Al entrar en la iglesia me gusta mirar la imagen de María Inmaculada. La escultura que representa a la Santísima Virgen pisando la serpiente enemiga de la humanidad está en la mayoría de nuestros temples. En la capilla del Seminario de Barcelona, donde nos hemos formado tantos sacerdotes, la imagen de la Inmaculada Concepción ocupa el centro del ábside del altar mayor. Así dice la leyenda que flanquea la sagrada imagen:
Tota pulchra es Maria, et macula originalis non est in te (Eres plenamente bella María, y en ti no hay mancha de pecado original).
La Inmaculada Virgen María es la patrona de Europa, que ha tomado como símbolo la bandera de las doce estrellas en forma de corona sobre fondo azul, de acuerdo con la visión de Ap. 12, 1.
Eres plenamente bella María, y en ti no hay mancha de pecado original. En virtud de la elección divina, que hizo de María la madre del Verbo de Dios hecho hombre, la Santísima Virgen fue preservada de la mancha original. No se trata tanto de un privilegio que sustrajera a María de la condición humana como de una anticipación de la obra salvadora de Jesucristo, que en María se convirtió en prevención. María fue redimida del pecado original porque fue liberada anticipadamente de él en previsión de los méritos de su Hijo, para que fuera así una digna morada de Dios, que se dignó a a asumir nuestra naturaleza mortal para realizar la obra de la redención.

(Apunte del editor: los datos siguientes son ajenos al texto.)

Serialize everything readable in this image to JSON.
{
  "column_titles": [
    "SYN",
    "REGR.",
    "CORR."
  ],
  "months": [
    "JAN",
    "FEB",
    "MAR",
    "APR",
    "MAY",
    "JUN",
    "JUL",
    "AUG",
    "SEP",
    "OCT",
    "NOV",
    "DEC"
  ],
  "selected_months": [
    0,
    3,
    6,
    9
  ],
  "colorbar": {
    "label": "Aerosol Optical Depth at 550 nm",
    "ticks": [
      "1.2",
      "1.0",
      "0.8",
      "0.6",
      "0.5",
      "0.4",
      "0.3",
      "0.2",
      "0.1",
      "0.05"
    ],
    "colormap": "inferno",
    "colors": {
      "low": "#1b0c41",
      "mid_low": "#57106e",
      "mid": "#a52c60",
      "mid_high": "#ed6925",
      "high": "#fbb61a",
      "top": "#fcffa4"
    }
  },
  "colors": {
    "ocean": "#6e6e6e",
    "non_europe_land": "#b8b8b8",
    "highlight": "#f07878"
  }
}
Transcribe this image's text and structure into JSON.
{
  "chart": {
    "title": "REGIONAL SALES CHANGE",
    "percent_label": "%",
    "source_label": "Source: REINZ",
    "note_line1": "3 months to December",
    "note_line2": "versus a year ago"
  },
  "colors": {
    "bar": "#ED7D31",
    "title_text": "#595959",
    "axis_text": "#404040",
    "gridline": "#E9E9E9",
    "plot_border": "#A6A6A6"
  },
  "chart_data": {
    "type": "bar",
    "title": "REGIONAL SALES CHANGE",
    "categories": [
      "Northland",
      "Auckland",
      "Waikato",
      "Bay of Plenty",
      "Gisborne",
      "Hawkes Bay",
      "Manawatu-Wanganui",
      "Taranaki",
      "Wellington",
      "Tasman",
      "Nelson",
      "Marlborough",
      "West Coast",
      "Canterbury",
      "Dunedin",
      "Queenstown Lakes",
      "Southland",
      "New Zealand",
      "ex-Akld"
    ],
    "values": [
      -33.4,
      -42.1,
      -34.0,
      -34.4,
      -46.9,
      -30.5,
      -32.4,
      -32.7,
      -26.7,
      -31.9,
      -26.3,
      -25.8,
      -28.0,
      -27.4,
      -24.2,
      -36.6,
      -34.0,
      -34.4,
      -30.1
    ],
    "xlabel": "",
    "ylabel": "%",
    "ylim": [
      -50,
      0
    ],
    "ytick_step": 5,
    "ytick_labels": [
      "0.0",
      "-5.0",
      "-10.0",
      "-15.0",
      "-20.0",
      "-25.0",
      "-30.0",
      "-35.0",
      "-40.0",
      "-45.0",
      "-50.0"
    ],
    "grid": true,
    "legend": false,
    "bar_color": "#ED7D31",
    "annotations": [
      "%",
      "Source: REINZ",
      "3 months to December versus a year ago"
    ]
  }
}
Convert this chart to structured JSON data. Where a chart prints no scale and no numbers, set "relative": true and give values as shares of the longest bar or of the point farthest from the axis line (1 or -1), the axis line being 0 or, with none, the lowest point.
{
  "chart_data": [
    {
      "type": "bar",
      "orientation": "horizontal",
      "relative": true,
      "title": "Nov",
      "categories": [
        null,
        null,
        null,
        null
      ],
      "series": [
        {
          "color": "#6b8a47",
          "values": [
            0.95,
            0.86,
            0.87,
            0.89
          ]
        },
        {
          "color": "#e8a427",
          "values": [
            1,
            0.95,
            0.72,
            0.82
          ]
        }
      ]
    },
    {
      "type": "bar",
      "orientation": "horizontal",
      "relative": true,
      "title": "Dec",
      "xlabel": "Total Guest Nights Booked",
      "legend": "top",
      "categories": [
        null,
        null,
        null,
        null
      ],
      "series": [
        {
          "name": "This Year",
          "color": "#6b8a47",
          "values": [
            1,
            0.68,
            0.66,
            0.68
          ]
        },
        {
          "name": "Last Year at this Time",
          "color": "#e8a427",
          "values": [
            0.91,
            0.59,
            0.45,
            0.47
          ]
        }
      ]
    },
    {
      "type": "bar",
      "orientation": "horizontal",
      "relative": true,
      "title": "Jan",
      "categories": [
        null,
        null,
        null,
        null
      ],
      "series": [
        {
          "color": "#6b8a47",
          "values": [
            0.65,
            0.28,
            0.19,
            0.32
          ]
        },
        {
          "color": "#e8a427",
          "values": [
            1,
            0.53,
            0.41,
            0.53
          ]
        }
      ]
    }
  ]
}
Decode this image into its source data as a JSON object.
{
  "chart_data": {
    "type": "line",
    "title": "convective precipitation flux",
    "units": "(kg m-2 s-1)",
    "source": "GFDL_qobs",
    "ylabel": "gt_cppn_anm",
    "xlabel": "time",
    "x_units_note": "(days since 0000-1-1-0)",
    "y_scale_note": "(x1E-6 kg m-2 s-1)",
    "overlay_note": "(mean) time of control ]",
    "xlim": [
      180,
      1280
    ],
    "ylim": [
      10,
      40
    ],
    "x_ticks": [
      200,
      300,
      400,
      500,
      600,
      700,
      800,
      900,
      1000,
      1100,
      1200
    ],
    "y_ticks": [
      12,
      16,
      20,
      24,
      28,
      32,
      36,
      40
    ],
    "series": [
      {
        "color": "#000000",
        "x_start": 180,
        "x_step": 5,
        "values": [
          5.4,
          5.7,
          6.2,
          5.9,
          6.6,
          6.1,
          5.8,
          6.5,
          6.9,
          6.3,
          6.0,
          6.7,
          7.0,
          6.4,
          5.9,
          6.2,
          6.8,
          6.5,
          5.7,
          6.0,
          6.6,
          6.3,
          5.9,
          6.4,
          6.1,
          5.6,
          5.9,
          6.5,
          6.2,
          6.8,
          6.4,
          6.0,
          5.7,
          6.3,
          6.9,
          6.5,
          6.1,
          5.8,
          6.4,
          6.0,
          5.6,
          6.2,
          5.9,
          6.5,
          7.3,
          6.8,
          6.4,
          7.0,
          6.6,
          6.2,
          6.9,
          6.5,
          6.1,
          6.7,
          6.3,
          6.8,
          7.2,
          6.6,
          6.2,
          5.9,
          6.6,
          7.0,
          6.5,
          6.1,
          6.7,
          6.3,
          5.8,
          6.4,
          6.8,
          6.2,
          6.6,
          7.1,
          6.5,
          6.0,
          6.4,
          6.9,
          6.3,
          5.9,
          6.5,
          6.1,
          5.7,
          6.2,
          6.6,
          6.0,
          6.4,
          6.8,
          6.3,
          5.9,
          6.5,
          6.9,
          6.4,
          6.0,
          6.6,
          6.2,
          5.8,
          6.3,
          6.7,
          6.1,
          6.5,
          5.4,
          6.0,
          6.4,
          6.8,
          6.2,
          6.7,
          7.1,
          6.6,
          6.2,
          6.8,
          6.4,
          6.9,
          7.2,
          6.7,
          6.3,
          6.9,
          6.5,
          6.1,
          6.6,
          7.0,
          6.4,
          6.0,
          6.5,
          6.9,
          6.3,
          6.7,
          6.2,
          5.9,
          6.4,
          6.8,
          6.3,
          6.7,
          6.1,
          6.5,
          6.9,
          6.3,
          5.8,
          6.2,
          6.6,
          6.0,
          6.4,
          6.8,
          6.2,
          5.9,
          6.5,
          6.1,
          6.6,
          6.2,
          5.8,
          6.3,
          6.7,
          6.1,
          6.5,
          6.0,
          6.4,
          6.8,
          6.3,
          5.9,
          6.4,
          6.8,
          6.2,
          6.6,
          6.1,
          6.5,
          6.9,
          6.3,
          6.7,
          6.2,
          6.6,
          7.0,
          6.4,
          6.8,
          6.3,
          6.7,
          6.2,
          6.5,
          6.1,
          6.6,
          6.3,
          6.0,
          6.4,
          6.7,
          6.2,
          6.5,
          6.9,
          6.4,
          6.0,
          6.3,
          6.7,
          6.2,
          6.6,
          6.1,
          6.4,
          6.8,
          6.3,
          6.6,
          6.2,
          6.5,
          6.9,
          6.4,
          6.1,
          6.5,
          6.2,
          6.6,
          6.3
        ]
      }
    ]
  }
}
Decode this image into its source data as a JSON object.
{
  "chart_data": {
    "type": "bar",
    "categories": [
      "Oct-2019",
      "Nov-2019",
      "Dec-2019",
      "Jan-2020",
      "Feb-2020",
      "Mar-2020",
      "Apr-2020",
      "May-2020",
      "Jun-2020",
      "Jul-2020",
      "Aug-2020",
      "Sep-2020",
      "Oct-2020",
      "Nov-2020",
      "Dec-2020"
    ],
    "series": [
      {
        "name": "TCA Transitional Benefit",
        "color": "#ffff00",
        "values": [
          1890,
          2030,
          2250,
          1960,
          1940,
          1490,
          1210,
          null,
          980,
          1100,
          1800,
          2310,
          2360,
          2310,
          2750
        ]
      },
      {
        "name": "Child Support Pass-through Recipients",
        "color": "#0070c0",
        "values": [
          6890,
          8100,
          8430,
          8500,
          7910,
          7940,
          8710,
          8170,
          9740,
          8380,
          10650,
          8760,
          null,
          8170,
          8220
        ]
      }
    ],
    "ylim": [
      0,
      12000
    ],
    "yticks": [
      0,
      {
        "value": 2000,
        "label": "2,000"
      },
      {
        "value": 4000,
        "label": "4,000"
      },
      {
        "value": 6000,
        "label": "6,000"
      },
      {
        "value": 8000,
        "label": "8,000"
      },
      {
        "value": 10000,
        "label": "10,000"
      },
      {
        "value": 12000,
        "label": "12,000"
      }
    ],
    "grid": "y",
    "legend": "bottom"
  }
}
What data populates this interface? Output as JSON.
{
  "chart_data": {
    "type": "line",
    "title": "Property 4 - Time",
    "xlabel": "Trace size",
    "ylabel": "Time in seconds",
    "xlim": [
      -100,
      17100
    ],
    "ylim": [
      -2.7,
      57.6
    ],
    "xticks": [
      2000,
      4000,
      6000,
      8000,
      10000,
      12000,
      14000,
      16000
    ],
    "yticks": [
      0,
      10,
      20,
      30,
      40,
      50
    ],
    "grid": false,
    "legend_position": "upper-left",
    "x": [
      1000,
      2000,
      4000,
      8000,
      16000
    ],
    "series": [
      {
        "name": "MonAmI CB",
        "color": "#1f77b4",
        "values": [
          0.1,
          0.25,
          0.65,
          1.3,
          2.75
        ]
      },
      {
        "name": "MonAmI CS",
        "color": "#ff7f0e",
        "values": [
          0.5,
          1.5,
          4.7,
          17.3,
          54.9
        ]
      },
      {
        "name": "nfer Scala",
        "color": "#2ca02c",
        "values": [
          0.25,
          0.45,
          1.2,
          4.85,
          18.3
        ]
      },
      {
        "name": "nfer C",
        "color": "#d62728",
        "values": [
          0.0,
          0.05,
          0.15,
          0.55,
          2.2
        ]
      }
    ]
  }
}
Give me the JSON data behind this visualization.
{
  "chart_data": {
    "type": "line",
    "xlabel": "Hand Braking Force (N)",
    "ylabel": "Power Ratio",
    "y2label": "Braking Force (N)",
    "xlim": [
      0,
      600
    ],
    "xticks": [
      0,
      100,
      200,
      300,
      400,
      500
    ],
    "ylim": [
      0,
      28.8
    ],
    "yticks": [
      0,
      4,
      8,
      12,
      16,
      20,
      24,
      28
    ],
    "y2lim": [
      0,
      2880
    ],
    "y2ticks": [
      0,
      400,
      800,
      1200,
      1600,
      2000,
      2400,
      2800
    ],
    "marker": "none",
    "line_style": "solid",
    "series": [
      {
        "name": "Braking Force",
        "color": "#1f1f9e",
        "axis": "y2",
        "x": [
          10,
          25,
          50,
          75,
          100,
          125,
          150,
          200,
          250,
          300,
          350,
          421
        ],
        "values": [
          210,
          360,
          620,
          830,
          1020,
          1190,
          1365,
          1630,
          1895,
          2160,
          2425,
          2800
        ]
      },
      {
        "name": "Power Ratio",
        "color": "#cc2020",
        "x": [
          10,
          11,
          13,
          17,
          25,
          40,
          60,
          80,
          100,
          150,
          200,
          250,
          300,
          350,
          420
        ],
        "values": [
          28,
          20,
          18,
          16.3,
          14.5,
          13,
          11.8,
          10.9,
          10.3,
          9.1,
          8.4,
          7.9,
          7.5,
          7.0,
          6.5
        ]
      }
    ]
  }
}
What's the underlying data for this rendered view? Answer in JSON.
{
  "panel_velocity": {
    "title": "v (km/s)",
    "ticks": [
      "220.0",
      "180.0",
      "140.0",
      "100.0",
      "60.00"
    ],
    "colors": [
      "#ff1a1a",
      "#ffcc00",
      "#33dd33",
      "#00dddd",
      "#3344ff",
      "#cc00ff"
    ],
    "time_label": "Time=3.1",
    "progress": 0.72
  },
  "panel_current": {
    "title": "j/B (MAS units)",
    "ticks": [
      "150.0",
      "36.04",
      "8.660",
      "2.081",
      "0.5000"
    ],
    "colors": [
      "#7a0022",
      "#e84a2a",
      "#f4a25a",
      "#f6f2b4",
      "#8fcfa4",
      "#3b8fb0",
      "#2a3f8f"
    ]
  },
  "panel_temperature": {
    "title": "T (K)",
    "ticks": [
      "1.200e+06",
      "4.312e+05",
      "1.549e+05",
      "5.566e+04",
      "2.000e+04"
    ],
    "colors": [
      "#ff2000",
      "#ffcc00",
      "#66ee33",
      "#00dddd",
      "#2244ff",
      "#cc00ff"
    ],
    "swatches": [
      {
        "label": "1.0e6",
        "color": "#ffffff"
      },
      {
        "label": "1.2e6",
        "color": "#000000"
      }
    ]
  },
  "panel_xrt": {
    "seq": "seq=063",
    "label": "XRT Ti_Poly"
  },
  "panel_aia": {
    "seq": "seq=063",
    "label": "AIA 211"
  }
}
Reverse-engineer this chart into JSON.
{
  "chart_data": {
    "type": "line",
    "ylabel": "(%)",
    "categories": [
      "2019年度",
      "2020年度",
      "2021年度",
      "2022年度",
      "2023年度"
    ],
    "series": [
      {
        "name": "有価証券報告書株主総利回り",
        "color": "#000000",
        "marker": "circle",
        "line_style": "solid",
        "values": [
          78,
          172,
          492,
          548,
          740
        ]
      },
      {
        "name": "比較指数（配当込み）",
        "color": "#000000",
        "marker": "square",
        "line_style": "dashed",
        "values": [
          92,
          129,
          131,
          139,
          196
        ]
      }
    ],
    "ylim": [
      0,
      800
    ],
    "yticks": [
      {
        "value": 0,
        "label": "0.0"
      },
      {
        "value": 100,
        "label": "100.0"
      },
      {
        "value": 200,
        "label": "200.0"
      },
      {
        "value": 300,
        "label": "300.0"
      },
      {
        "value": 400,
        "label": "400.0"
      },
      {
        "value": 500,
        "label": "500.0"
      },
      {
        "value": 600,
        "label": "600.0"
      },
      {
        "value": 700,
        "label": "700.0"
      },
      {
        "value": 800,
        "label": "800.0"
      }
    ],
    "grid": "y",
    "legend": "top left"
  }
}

Eres plenamente bella María, y en ti no hay mancha de pecado original. Al venir a este mundo, nacemos condicionados por el peso del mal y del pecado que aquí gravitan; así se expresa en el salmo 51, un hermoso canto penitencial: «Tú sabes que en la culpa nací, pecador me concibió mi madre» (v. 7). Pero
tanto amó Dios al mundo que entregó a su Hijo único para que no perezca nadie de los que creen en él, sino que tengan vida eterna. (Jn. 3, 16).
En el Bautismo se nos limpia de pecado y somos incorporados a Cristo resucitado; por eso el Bautismo es el nuevo nacimiento a la vida de la gracia, nuestra «concepción inmaculada» personal como hijos de Dios, regenerados y santificados por Cristo. El don que recibió María en su concepción lo recibimos nosotros en el Bautismo, y así podemos vivir una vida nueva, marcada por la pureza y la santidad, tal como dice el Apóstol a los corintios:
Ha sido inmolado Cristo, nuestro cordero pascual. Por eso celebramos Pascua viviendo no con la levadura vieja de la maldad y perversidad, sino con los panes ázimos de la sinceridad y la verdad. (1 Co 5,7-8).
María Inmaculada es estímulo y ejemplo para todo cristiano, nadie como ella vivió jamás más intensamente la felicitación a los puros de corazón:
Bienaventurados los limpios de corazón, porque verán a Dios (Mt.5,8)
así debemos ser los cristianos, viviendo en la esperanza de la llegada del Señor, a quien deseamos ver cara a cara.